Brandon Keim Wired 25 Feb 10;
That biodiversity’s origin needs uncovering is surprising because the word seems to be everywhere. But scientists still don’t quite understand why one place has more species than another, or fewer.
The traditional explanation — every organism has its niche, competing not with other species but its own — sounds nice, but has holes. According to the tree study, that’s because ecologists haven’t looked for the right niches.
“We take this very complex, high-dimensional thing called the environment, and average out all the variation that organisms really require,” said Jim Clark, a Duke University biologist and author of the study, published Feb. 25 in Science. “Biodiversity is very much a niche response, but it’s just not evident at the species level.”
The central tenet of biodiversity science is that animals compete against their own kind, not against other species. Computer models of inter-species competition soon collapse, with rich diversity inevitably replaced by a few dominant species.
In the real world, that’s not what happens. Species seem to be sharing. So ecologists have developed a theory of niches: Every species has a particular specialty, a set of conditions for which it’s best suited. Some plants do well in shade, others in rocky soil, and so on.
This is true. However, it still doesn’t seem to explain biodiversity. Some ecosystems that are very poor in resources, and consequently don’t seem to have many niches, can still have a high species diversity.
“When you have thousands of species, it’s difficult to come up with ways to partition a limited set of resources or conditions,” said John Silander, a University of Connecticut ecologist who studies South Africa’s Cape Floristic region, a rocky scrubland with as much biodiversity as the Amazon rainforest. “People looking at niche differences always seem to come up short.”
Clark may have found the answer. He has spent the last 18 years studying trees in the southeastern United States and has assembled 22,000 detailed individual accounts, spanning 11 forests and three regions. For each tree, Clark has recorded its precise, on-the-ground (and in-the-ground and above-the-ground) exposure to moisture and nutrients and light, its response, and its proximity to other plants.
Ecologists usually aggregate this information, turning it into average. By going tree-by-tree, Clark found that there are, in fact, enough niches to go around. They’re filled when competition in a species drives individuals to fill them. Biodiversity — or, from another perspective, configurations of organisms that don’t need to compete against each other — is the result of this fierce race for resources.
The niches could only be seen at a fine-grained level, not in the coarse analyses typically used by ecologists. “We take environmental variation and project it down to a very small set of indices. Light becomes average light per year. Moisture becomes average moisture per year. It’s not just light and water and nitrogen — it’s variations of each of those things, in different dimensions,” said Clark.
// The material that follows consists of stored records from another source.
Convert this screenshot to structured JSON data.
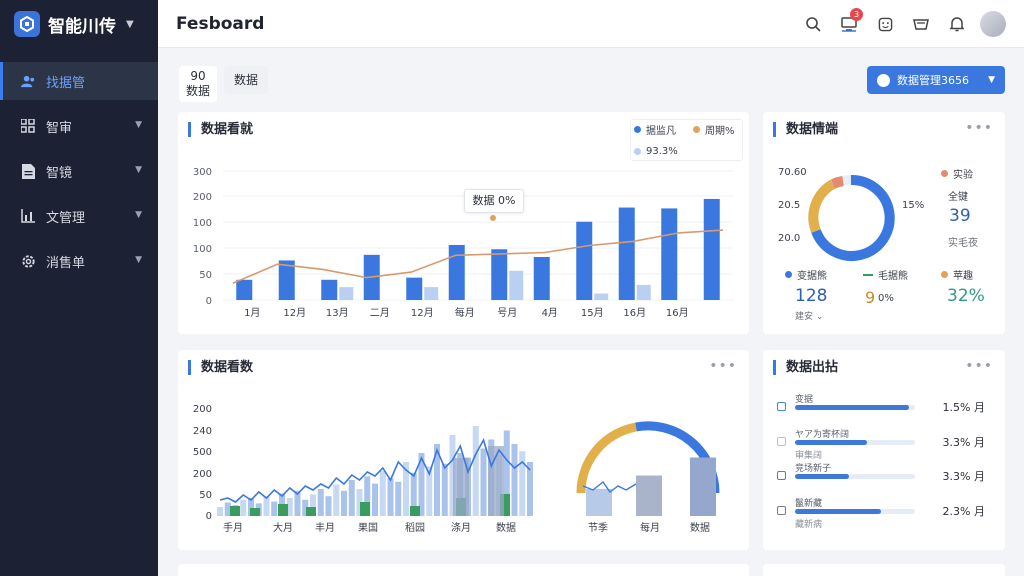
{
  "brand": {
    "name": "智能川传"
  },
  "sidebar": {
    "items": [
      {
        "label": "找据管",
        "icon": "users-icon",
        "active": true
      },
      {
        "label": "智审",
        "icon": "grid-icon",
        "active": false
      },
      {
        "label": "智镜",
        "icon": "document-icon",
        "active": false
      },
      {
        "label": "文管理",
        "icon": "bar-chart-icon",
        "active": false
      },
      {
        "label": "消售单",
        "icon": "gear-icon",
        "active": false
      }
    ]
  },
  "topbar": {
    "title": "Fesboard",
    "notification_count": "3"
  },
  "subheader": {
    "pill_a_num": "90",
    "pill_a_label": "数据",
    "pill_b_label": "数据",
    "primary_button": "数据管理3656"
  },
  "colors": {
    "accent": "#3a78e0",
    "orange": "#e0a35a",
    "light_blue": "#b9d0f2",
    "green": "#3a9d5f",
    "gold": "#e2b04a"
  },
  "card1": {
    "title": "数据看就",
    "legend": [
      {
        "label": "据监凡",
        "color": "#3a78e0"
      },
      {
        "label": "周期%",
        "color": "#e0a35a"
      },
      {
        "label": "93.3%",
        "color": "#b9d0f2"
      }
    ],
    "tooltip": "数据 0%"
  },
  "card2": {
    "title": "数据情端",
    "ring_labels": [
      "70.60",
      "20.5",
      "20.0"
    ],
    "ring_pct": "15%",
    "side_legend": "实验",
    "side_label": "全键",
    "side_value": "39",
    "side_sub": "实毛夜",
    "stats": [
      {
        "label": "变据熊",
        "value": "128",
        "sub": "建安 ⌄",
        "color": "#3a78e0",
        "value_color": "#2c5fb8"
      },
      {
        "label": "毛据熊",
        "value": "9",
        "value_suffix": "0%",
        "color": "#3a9d5f",
        "value_color": "#c98a2b"
      },
      {
        "label": "苹趣",
        "value": "32%",
        "color": "#e0a35a",
        "value_color": "#2f9a8a"
      }
    ]
  },
  "card3": {
    "title": "数据看数"
  },
  "card4": {
    "title": "数据出拈",
    "rows": [
      {
        "label": "变据",
        "value": "1.5% 月",
        "fill": 0.95,
        "sub": ""
      },
      {
        "label": "ヤア为寄杯阔",
        "value": "3.3% 月",
        "fill": 0.6,
        "sub": "审集阔"
      },
      {
        "label": "竞场新子",
        "value": "3.3% 月",
        "fill": 0.45,
        "sub": ""
      },
      {
        "label": "鬣新藏",
        "value": "2.3% 月",
        "fill": 0.72,
        "sub": "藏新病"
      }
    ]
  },
  "chart_data": [
    {
      "type": "bar",
      "categories": [
        "1月",
        "12月",
        "13月",
        "二月",
        "12月",
        "每月",
        "号月",
        "4月",
        "15月",
        "16月",
        "16月"
      ],
      "series": [
        {
          "name": "据监凡",
          "values": [
            47,
            92,
            47,
            105,
            52,
            128,
            118,
            100,
            182,
            215,
            213,
            235
          ]
        },
        {
          "name": "93.3%",
          "values": [
            0,
            0,
            30,
            0,
            30,
            0,
            68,
            0,
            15,
            35,
            0,
            0
          ]
        },
        {
          "name": "周期%",
          "values": [
            60,
            128,
            110,
            80,
            100,
            160,
            165,
            170,
            195,
            210,
            240,
            250
          ]
        }
      ],
      "y_ticks": [
        "0",
        "50",
        "100",
        "100",
        "200",
        "300"
      ],
      "ylim": [
        0,
        300
      ]
    },
    {
      "type": "area",
      "x_ticks": [
        "手月",
        "大月",
        "丰月",
        "果国",
        "稻园",
        "涤月",
        "数据"
      ],
      "y_ticks": [
        "0",
        "50",
        "200",
        "500",
        "240",
        "200"
      ],
      "ylim": [
        0,
        240
      ]
    },
    {
      "type": "bar",
      "x_ticks": [
        "节季",
        "每月",
        "数据"
      ],
      "values": [
        30,
        45,
        65
      ],
      "ylim": [
        0,
        100
      ]
    }
  ]
}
“The approach he’s taken is marvelous. Nobody has looked at biodiversity in this fashion,” said Silander, who was not involved in the study. “He has the data needed to address the different hypotheses.”
Silander said the approach will likely be extended beyond the world of trees. Understanding the essential dynamics of biodiversity could improve ecosystem management, in applications from conservation to farming.
“It’s hard to find a place on Earth that doesn’t have some level of management going on,” said Silander. “We have to understand how species interact.”
“Ecologists spent a lot of time in the 20th century trying to find ways to reduce the complexity of natural systems so that we could understand them,” said Miles Silman, a Wake Forest University ecologist who was not involved in the study. “Clark has shown that the complexity that we were trying to reduce is very likely essential to understanding” biodiversity.